In what may be the most aggressive effort to date by a commercial health plan to undermine the value of physician services, and put a halt to surprise balance billing; Blue Cross Blue Shield of Georgia sent out a notice to all facilities (hospitals and ambulatory surgery centers) that are contracted with the plan that their facility-based physicians MUST agree to contract with BCBS “at the current BCBS GA market rates” or else the facility will bear any costs to BCBS GA as a result of failure by these physicians to sign these contracts. This forced contracting policy applies to, but is “not limited to, an emergency room physician, radiologist, pathologist, neonatologist, hospitalist or anesthesiologist”, provided they are not employed directly by the facility. In addition, rather than implementing this policy through a change in the agreements between the plan and the facilities, BCBS GA simply revised their Provider Manual, thus putting this policy change into effect immediately, giving the facilities and their facility-based physicians 60 days to comply. The new policy also requires that “the Facility shall take any action necessary to ensure that its contracted Facility based physicians cooperate with, participate in and are bound by the BCBS GA utilization and quality management programs and coordinate as appropriate with the admitting physician and PCP.”
Coercive contracting has been around for some time, with pressure applied by many plans on hospitals to get their hospital-based physicians to participate in the plans’ networks. Sometimes this pressure results in hospitals encouraging the physicians who staff their EDs, Anesthesiology Departments, Hospitalists services, and Radiology Departments to negotiate with these plans, and at other times this pressure is expressed as unadulterated coercion: sign the contract and agree to whatever rates the plan offers, or find some other place to work. As the medical director of a busy ED, I personally faced such direct coercion; and it was only through the intervention of the hospital’s Medical Staff that I was able to get the leeway to negotiate more acceptable terms with the plan. Coercive contracting, to a greater or lesser degree, is often a challenge for hospital-based physician groups; and in fact language to this effect is found in many hospital staffing agreements with these physicians. However, it is rare to see this financial threat to hospitals laid out in such direct language and terms, with huge and unlimited potential penalties. Typically, hospitals will push back in negotiations with health plans when such network participation mandates are proposed, in order to give the physician groups that staff these services some room to negotiate reasonable rates with the plan. In fact, there is some attorneys who believe that such language could violate laws in states (like California) that preclude hospitals from predicating medical staff privileges on participation in health plan networks; or that this kind of ‘tit for tat’ between hospitals and plans could violate Stark referral rules or anti-trust provisions.

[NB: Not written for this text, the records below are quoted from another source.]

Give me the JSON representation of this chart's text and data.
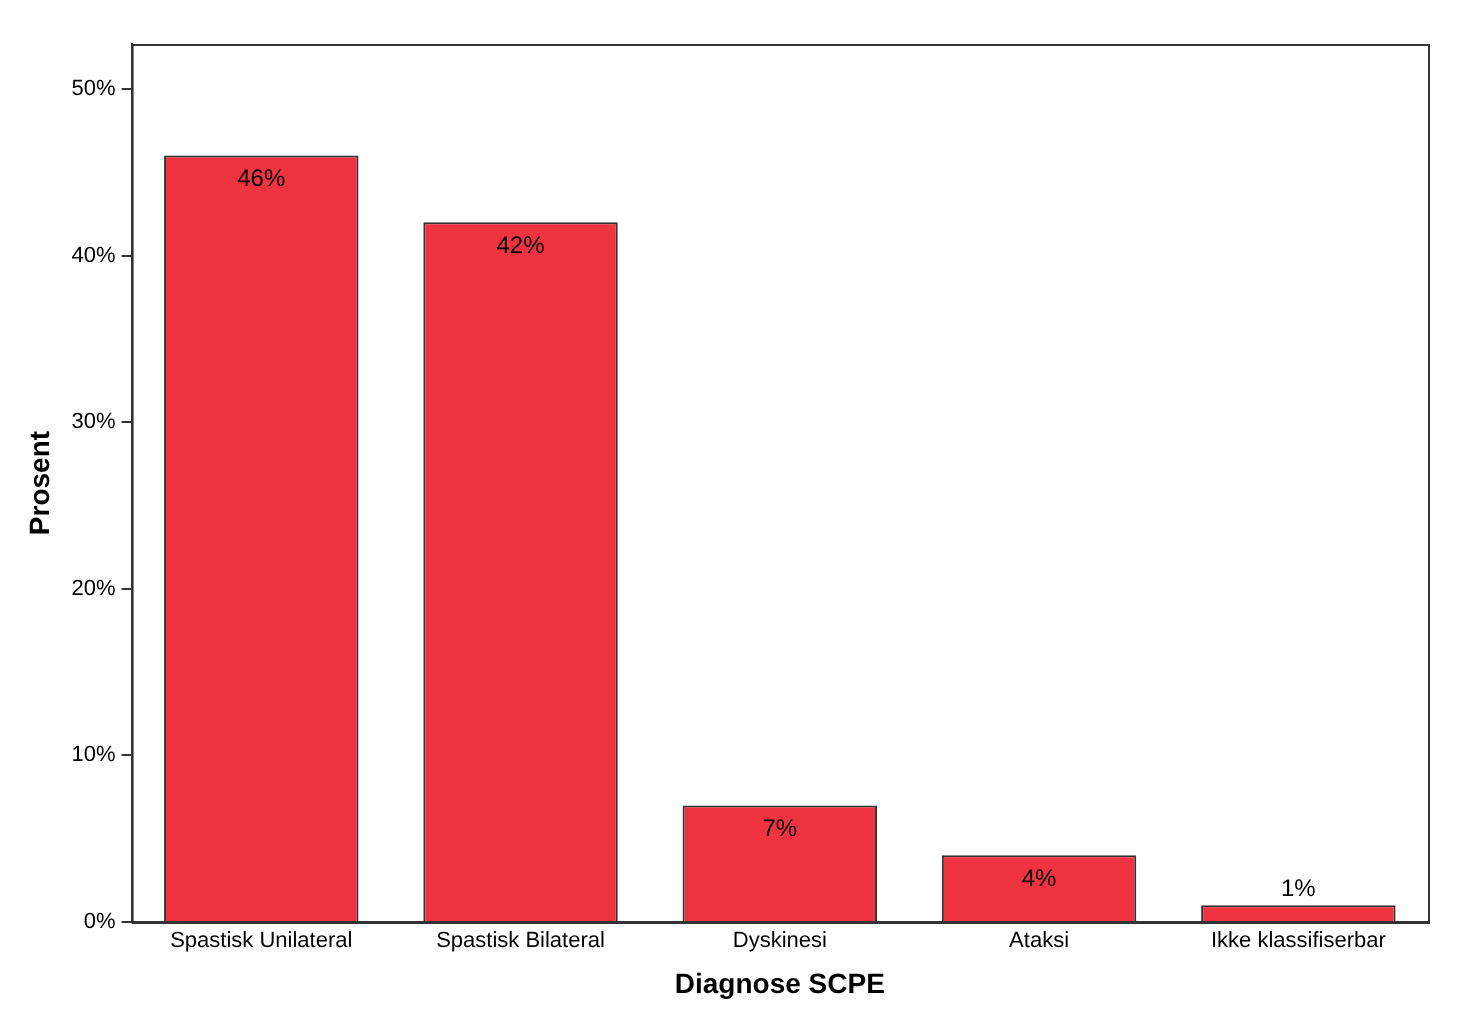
{
  "chart_data": {
    "type": "bar",
    "xlabel": "Diagnose SCPE",
    "ylabel": "Prosent",
    "categories": [
      "Spastisk Unilateral",
      "Spastisk Bilateral",
      "Dyskinesi",
      "Ataksi",
      "Ikke klassifiserbar"
    ],
    "values": [
      46,
      42,
      7,
      4,
      1
    ],
    "value_labels": [
      "46%",
      "42%",
      "7%",
      "4%",
      "1%"
    ],
    "color": "#ef3340",
    "ylim": [
      0,
      52.7
    ],
    "yticks": [
      {
        "value": 0,
        "label": "0%"
      },
      {
        "value": 10,
        "label": "10%"
      },
      {
        "value": 20,
        "label": "20%"
      },
      {
        "value": 30,
        "label": "30%"
      },
      {
        "value": 40,
        "label": "40%"
      },
      {
        "value": 50,
        "label": "50%"
      }
    ],
    "grid": false,
    "legend": false
  }
}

It is possible that BCBS GA sees this policy as a strategic counter to efforts by providers and legislators to require plans to pay a reasonable benefit amount for out-of-network (OON) services, since even if physicians are threatened and coerced into accepting deeply discounted rates from the plan; they are prohibited from balance billing the patient, or even disputing the underpayment in an independent dispute resolution process. Thus, BCBS GA’s coercive contracting policy could pre-empt any state law designed to address out-of-network benefits and balance billing, even the greatest of three standards for OON benefits in the Affordable Care Act. If this policy goes unchallenged, it will be adopted by plans all across the country (especially where there is little protection against forced plan contracting], faster than a cute puppy video goes viral on social media. Recently, the American College of Emergency Physicians decided to sue the federal government for failure to facilitate enforcement of the greatest of three standards for OON benefits; but BCBS GA’s forced contracting policy to make this suit moot, as soon there will be no such thing as an out-of-network emergency physician anywhere (except perhaps in the few hospitals that avoid contracting with commercial health plans). I have no doubt that with momentum for this policy behind them, plans will then turn their forced contracting sights on other specialists that are dependent on in-hospital and in-surgicenter services for much of their income; such as general surgeons, interventional cardiologists, neurosurgeons, and in fact just about every physician who performs procedures for a living. As I have said on many occasions, the surprise balance billing issue is not just about OON services, it is about the value of ALL physician services, in or out of network.
In addition, this policy is not just a threat to physicians, it is a threat to almost every independent and community hospital. The ultimate intent of health plans in fostering forced contracting is to transfer liability from their own companies onto the backs of patients (initially) and then finally to hospitals, who will have to either employ all these physicians, or subsidize their practices to make up for the loss of revenues that inevitably comes from coerced participation in discounted-fee networks. Hospitals with limited margins (and most qualify) will be faced with few options: close, cut back on services, or survive with only the least qualified physicians on their staff. In any case, this is bad for patients, communities, and providers. It is only good for health plan profits, and then only in the short term.
Time for physicians and hospitals and their advocates to push back, and push back hard.